It is commonly understood that after a divorce, it is the husband who is meant to pay for the financial expenses of his ex-wife. This particular policy can either be harmoniously agreed on by the couple or it can be imposed on the husband by the law. At the same time, there are several states that have introduced policies that come up with reasonable ways in which a husband is required to make necessary payments even if he is otherwise absent. These elements can easily include:
- Medical expenses
- Lodging fees
- Attorney fees and similar other “necessaries.”
At the same time, there are also several states that make no such implication on the spouse and they are free to either continue or finish making payments once the divorce is finalized.
Agreeing On Separation
Once if the couple decides to settle for a separation and not a divorce, legal agreements are finalized that inform both the spouses of the expenses they will independently be caring for. These orders can be put out either during after a separation is being finalized or if it is headed towards a divorce and is in the process of being prosecuted. The order is sent out during the process to ensure that if worse comes worse the following things are already taken care of:
- Property division,
- Spousal support,
- Custody troubles and
- Child support.
These matters can alter if the spouses are separated legally or if the separation was brought about through amiable agreement.

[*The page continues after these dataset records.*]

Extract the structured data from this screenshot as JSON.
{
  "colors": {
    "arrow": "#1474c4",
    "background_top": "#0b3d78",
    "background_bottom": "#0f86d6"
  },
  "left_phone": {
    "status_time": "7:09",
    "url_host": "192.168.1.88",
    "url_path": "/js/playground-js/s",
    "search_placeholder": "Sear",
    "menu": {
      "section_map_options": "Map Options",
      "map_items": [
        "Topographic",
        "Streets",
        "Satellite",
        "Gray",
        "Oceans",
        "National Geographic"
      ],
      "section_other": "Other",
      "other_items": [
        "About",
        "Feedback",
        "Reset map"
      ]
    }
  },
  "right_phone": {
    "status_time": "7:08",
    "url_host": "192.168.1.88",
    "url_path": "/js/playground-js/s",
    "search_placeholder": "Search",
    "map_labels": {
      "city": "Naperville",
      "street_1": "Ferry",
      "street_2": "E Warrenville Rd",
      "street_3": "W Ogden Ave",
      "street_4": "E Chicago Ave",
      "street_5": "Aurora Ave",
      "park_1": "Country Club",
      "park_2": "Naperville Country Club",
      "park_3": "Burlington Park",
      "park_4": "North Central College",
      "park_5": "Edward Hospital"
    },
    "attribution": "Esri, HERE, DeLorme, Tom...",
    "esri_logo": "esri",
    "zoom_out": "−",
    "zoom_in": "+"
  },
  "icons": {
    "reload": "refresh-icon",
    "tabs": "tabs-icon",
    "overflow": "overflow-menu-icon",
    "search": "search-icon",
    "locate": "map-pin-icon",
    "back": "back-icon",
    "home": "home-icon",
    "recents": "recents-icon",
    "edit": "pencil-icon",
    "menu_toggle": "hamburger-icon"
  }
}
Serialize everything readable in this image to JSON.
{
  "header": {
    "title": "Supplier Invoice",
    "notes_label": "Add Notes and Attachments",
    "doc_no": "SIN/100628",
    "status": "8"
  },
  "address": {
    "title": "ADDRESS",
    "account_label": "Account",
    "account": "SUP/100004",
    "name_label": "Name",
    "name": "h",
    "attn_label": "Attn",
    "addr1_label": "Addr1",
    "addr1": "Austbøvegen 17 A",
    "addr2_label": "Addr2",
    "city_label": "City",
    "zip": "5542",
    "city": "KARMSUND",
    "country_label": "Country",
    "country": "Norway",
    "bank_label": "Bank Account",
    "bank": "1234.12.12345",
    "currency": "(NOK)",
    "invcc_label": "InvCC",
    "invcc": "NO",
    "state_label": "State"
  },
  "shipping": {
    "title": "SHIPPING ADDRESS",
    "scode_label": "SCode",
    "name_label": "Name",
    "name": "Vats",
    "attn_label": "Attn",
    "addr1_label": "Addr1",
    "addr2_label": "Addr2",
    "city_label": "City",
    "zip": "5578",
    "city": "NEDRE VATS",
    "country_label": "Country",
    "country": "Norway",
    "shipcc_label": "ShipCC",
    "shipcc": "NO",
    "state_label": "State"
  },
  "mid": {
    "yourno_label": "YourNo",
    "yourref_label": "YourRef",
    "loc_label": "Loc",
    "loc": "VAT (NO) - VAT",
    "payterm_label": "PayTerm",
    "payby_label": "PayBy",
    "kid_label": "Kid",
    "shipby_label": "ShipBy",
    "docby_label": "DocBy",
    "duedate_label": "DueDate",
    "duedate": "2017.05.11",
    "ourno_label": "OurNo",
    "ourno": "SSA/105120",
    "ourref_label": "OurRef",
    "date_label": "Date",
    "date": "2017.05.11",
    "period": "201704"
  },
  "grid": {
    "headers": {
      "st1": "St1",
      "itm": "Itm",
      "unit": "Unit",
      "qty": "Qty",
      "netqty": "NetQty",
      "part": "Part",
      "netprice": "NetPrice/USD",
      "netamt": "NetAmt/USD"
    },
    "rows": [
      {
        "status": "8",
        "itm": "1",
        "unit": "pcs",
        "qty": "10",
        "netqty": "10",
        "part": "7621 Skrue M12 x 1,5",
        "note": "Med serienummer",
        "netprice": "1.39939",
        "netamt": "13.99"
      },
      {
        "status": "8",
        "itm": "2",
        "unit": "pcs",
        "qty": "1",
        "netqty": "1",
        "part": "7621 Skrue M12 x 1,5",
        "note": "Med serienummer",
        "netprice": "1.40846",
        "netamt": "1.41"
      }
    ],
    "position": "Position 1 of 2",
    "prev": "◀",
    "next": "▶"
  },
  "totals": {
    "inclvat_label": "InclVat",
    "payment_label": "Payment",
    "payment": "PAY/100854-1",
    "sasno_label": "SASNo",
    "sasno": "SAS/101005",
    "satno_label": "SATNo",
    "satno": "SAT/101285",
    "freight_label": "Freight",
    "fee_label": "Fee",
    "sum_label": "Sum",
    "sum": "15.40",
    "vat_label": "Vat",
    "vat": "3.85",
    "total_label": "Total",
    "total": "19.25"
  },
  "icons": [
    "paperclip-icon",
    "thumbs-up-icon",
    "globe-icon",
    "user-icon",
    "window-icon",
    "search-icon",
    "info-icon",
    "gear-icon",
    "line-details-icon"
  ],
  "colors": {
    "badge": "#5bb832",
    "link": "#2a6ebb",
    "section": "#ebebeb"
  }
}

Properties and States Owned Collectively
This is a very important law as it deals with the tricky and daunting matter of the fact when two spouses are the legal owners of a property or state. There are several states that follow a proper procedure after a divorce has been finalized to decide how the couple will resolve the division of property related assets. Whereas there are also couples that have a basic procedure that is brought about if there is a property owned collectively by both.
Sometimes one of the two in a couple might own a property that was either inherited or gifted to them by someone. It can also be the property that was bought independently before the marriage. Any such owned property is automatically excluded from the matter of a communal state. Similarly if there is a bill of an asset that was made before the marriage that the original owner will be required to make the payment without any kind of assistance from the other. This is only true unless the other spouse is not involved or unless if the other voluntarily offers to help in the payment.
Therefore, in a nutshell if there is a bill that is coming off an asset, or there is a property that was owned before the marriage, the original owner is responsible for everything that goes about it. Whereas if both the members of the couple had a say in the purchase, they are automatically liable to the communal property division laws.
Even if a spouse would not be legally liable for a debt, he or she may become liable by an agreement. If the spouse told the creditor or the other spouse that he or she would pay a debt, that spouse may create a contract that both the spouse and the creditor can rely on.